A Silver Skyscraper, A Green Seagull and A Redhead

The day dawned cloudy and warm.  My mom, my sister and I took the bus to the Navy Pier for an architectural cruise on the Chicago River.  I chatted with a native Chicagoan named Patty while we waited for the boat to arrive.

We climbed aboard and a friendly tour guide named Sarah introduced herself.  The language major, a.k.a. the architect nerd, reminded me of a modern day Peppermint Patty.  She led us along the river, giving us valuable details about each skyscraper we passed.  I admired Sarah's spunk.  She refused to call the Willis Tower anything but the Sears Tower, a name it held for most of its existence.

Sarah told us that the Civic Opera House, a beautiful stone edifice, was financed by a wealthy businessman whose girlfriend had failed an audition for the Metropolitan Opera in New York City.  The building had its back to the Big Apple, as a sign of defiance.  But the Stock Market Crash of 1929 led to this businessman losing his shirt.  Sarah said:  "That's what you get when you build a building for your mistress instead of your wife!"

We sailed past the Great Lakes Building where Abraham Lincoln was nominated for the presidency of the United States.  It's hard to believe that such a big piece of history took place on the banks of the Chicago River.

Sarah recounted the story of the green and gold building with the marble lobby where "Al Brown" (a.k.a.
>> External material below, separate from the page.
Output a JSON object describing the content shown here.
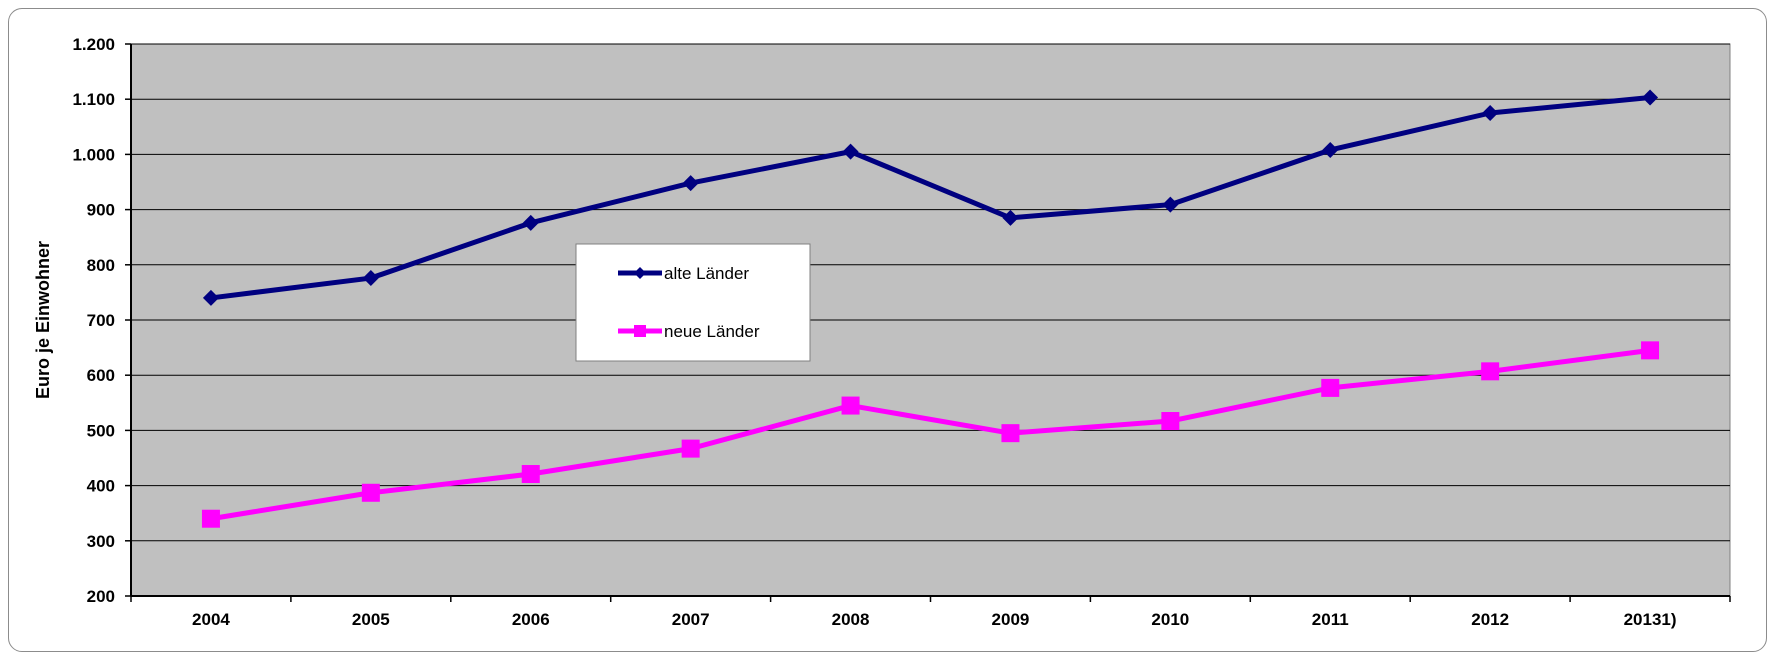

Al Capone) lived during Prohibition.  She snickered when she told us that Trump's ego was so big he had to put ten foot letters spelling out his name on the side of his silver skyscraper five years after it was built.  I had to admit that it was my favourite building, though.
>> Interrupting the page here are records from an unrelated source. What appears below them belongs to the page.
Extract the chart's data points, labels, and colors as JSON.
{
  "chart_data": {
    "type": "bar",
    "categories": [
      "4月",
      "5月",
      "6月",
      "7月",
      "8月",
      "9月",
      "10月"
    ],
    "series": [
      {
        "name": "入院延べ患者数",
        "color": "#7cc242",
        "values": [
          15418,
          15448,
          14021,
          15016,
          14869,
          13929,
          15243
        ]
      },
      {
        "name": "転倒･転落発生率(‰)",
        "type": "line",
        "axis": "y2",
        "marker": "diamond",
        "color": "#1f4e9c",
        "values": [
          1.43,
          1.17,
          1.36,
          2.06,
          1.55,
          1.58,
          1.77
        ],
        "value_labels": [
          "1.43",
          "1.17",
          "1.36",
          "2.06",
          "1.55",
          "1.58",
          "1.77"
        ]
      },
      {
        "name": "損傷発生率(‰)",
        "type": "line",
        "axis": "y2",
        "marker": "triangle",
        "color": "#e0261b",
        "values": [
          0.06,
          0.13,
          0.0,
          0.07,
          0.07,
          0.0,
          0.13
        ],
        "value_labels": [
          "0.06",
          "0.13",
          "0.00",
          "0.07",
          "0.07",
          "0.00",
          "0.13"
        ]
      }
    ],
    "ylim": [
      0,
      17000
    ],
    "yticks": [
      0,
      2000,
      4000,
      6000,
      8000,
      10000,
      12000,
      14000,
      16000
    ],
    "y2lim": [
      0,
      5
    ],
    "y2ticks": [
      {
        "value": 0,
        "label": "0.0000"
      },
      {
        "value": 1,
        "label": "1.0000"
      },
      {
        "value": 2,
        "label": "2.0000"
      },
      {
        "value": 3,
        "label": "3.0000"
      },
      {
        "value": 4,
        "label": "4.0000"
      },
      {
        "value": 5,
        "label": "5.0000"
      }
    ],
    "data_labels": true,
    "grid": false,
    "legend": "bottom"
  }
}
Sarah told us that the giant X's on the side of the John Hancock Building were not for show, but to hold up the building.  She laughed when she talked about how when the seagulls landed in the green-dyed river on St. Patrick's day, they flew away with green bellies.
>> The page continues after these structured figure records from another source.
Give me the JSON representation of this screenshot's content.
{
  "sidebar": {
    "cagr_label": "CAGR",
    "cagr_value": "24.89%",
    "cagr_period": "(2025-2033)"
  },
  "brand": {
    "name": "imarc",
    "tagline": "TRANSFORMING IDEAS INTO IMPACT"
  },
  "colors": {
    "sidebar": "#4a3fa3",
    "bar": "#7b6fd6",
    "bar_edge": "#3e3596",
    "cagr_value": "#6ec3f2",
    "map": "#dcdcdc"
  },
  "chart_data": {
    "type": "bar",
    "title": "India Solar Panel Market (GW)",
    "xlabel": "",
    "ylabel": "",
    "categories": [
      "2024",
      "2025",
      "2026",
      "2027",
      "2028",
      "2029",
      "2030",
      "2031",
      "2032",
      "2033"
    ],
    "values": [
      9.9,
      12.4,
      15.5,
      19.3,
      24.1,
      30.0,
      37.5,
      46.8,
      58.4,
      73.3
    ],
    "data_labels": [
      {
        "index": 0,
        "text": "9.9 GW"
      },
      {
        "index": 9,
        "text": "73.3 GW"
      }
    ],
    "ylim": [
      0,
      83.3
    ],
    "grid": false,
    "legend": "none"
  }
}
Our view from the boat was breathtaking.  Sarah explained that the river had no less than 37 bridges spanning its banks, all in the double leaf bascule trunion style.  The boat passed under the last of the bridges and we headed back to the mouth of the river.  We thanked Sarah and disembarked, but not before my sister Laurie tipped her in recognition of her fantastic commentary.  What a great way to see the city of Chicago!